AT NEW POP LIT we’ve long believed in creative innovation. Artistic, human innovation. Among new techniques holding great potential in the literary sphere is what we call multidimensional fiction: offering multiple viewpoints in a single work. A change from the omnipresent solipsistic “I”– sometimes called autofiction– which dominates so much literary writing today. By presenting several perspectives, you create a more rounded work. More realistic, to the extent it simulates our three-dimensional universe.
Which Becky Tuch does well in our new feature short story, “Where the Rivers Meet.” Appropriately, the story’s chief setting is an art museum– places which offer a variety of perspectives.
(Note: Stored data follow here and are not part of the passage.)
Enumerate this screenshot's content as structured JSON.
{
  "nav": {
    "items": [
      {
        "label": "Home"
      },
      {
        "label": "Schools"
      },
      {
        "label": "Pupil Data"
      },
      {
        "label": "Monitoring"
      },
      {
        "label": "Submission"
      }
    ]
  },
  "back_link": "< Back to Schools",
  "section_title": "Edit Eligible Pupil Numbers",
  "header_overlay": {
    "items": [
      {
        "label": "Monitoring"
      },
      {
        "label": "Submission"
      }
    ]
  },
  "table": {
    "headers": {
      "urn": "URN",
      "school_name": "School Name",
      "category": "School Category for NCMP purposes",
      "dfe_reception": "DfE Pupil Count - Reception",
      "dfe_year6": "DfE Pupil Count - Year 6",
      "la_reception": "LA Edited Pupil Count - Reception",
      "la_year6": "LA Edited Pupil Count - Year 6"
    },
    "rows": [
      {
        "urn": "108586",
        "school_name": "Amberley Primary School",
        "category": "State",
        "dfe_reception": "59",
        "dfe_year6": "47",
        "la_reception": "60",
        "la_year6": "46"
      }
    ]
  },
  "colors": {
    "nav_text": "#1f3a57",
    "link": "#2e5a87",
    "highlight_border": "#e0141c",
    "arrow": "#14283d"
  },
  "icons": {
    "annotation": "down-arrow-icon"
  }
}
OUR purpose as a literary site is to offer different perspectives and exhibit the best writing we can find– to be a kind of literary gallery which readers can walk through, and discover in various rooms fresh techniques, new ideas, and stimulating word canvases. Maybe also, works which capture a particular moment in time, as with Becky’s excellent story. Check it out!
Forget the fact that Erika had risen from sales associate to store manager after over a decade of assiduous work, that she had dropped Bess off with a steady rotation of friends in order to attend countless trade shows around the country, that she had stayed continually up to date on what was being done in stores all over the world—wooden wave-shaped chairs in Amsterdam’s Kunst Museum, a floor made of sand in Malta’s Military Nautical History Museum, puzzles, posters, magnets featuring the unsung women of Impressionism. Forget the personalities Erika put up with, the snotty or distracted curators, the petulant or neurotic artists, all to coordinate exhibits inside the store, all so shoppers would have an experience.